Hospitais que eram prisões: O seu tratamento era bárbaro. O maior hospital de Paris para mulheres, tratava as mulheres loucas com ataques de violência, acorrentando-as como cães às portas das celas e isoladas do pessoal. Os chamados “loucos” eram considerados como animais perigosos e como tal deviam ser enjaulados. No hospital de Bethlehem, em Londres, os pacientes eram exibidos a quem fosse curioso e pagasse dinheiro pela visita. O médico Francês Philippe Pinel (1745-1826) nomeado responsável pelo sistema hospital parisiense. Pinel removeu as correntes dos doentes mentais. Pinel e outros reformadores afinavam pelo mesmo diapasão – a loucura é uma doença. Partindo deste princípio, fizeram com que os internados deixassem de ser prisioneiros e passassem a ser doentes para quem era necessário encontrar uma cura. Já no Século XIX, a psiquiatria assenta em conceitos orgânicos, isto é, as doenças mentais são explicadas pelas alterações físicas do sistema nervoso. Charcot, com quem Freud estagiou, desenvolveu o método da hipnose em três fases sucessivas: letargia, catalepsia e sonambulismo – como terapêutica da histeria. Esta terapêutica tem grande popularidade, na época, e é aplicada também por Freud – “método catártico” na tentativa de melhorar os doentes neuróticos. Posteriormente,


Freud substituiu o método catártico pela técnica do método psicanalítico (associação livre de ideias, interpretação dos sonhos, análise dos atos falhados e processos de transferência). O médico Francês Philippe Pinel (1745-1826) nomeado responsável pelo sistema hospital parisiense, removeu as correntes dos doentes mentais

Psiquiatria contemporânea Freud, o fundador da psicanálise, continua na atualidade a marcar as práticas psicoterapêuticas

A psiquiatria dita contemporânea faz-se com os continuadores de Freud – colaboradores e discípulos, como Jung, Adler, Reich, Abraham, Stekel, Rank. Surgem depois os estruturalistas com Wundt e Fitchener; os funcionalistas com Dewer e Angell; os associacionistas; os behaviouristas com Watson, Meyer, Weiss, entre outros; os gestaltistas com Wertheimer, Kofka, Koller; os organicistas e, mais proximamente, as escolas neo-freudianas com nomes como o de Erich Fromm. Jung continua a investigação iniciada por Freud, dedicando-se, sobretudo, ao estudo das associações de palavras, simbologia do material dos sonhos e conceitos de inconsciente coletivo, arquétipos e individuação. Propõe o conceito de dois tipos psicológicos: introvertido e extrovertido. Adler preocupa-se com as repercussões da psicanálise na educação, política e sociedade em geral. Tem uma influência importante na psiquiatria infantil.

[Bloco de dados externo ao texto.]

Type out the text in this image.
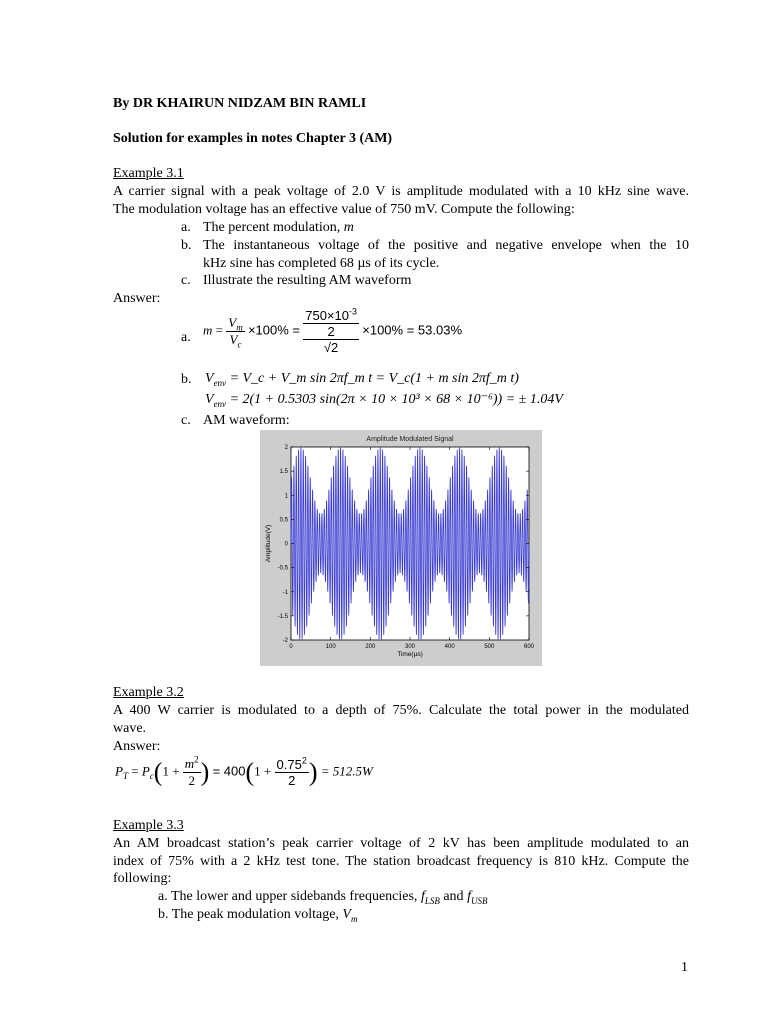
By DR KHAIRUN NIDZAM BIN RAMLI
Solution for examples in notes Chapter 3 (AM)
Example 3.1
A carrier signal with a peak voltage of 2.0 V is amplitude modulated with a 10 kHz sine wave.
The modulation voltage has an effective value of 750 mV. Compute the following:
a. The percent modulation, m
b. The instantaneous voltage of the positive and negative envelope when the 10
kHz sine has completed 68 µs of its cycle.
c. Illustrate the resulting AM waveform
Answer:
a.
$m = \frac{V_m}{V_c} \times 100\%$ =
$750\times 10^{-3}$
2
√2
×100% = 53.03%
b. $V_{env}$ = V_c + V_m sin 2πf_m t = V_c(1 + m sin 2πf_m t)
$V_{env} = 2(1 + 0.5303$ sin(2π × 10 × 10³ × 68 × 10⁻⁶)) = ± 1.04V
c. AM waveform:
Amplitude Modulated Signal
0	100	200	300	400	500	600
2
1.5
1
0.5
0
-0.5
-1
-1.5
-2
Time(µs)
Amplitude(V)
Example 3.2
A 400 W carrier is modulated to a depth of 75%. Calculate the total power in the modulated
wave.
Answer:
$P_T = P_c(1 + \frac{m^2}{2}$ ) = $400(1 + \frac{0.75^2}{2}$ ) = 512.5W
Example 3.3
An AM broadcast station’s peak carrier voltage of 2 kV has been amplitude modulated to an
index of 75% with a 2 kHz test tone. The station broadcast frequency is 810 kHz. Compute the
following:
a. The lower and upper sidebands frequencies, $f_{LSB}$ and $f_{USB}$
b. The peak modulation voltage, $V_m$
1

Reich faz estudos sobre análise caraterial que são um contributo para toda a teoria psicanalítica. Abraham estuda o desenvolvimento do funcionamento psicológico, pondo a tónica no estado pré-edipiano. No final da década de 30, com o desenvolvimento do nazismo, há um êxodo de cientistas europeus para a América. Muitos psicanalistas abandonam a Europa e vão instalar-se nos E.U.A., onde fundam institutos em várias cidades. Aumenta a importância atribuída à psiquiatria infantil e à medicina psicossomática, e os métodos psicoterapêuticos utilizados são na base dos conceitos clássicos de Freud. A psicanálise é aplicada no tratamento de doentes neuróticos, com êxito. Os movimentos neo-freudianos são uma aplicação de certos conceitos psicanalíticos clássicos aos problemas sociais da atualidade, como a alienação coletiva, falta de individualidade, urbanização, automatização, procura de valores e a relação do homem com o ambiente ecológico. No filme "O método perigoso" é retratada a relação de Freud com o seu discípulo Carl Jung.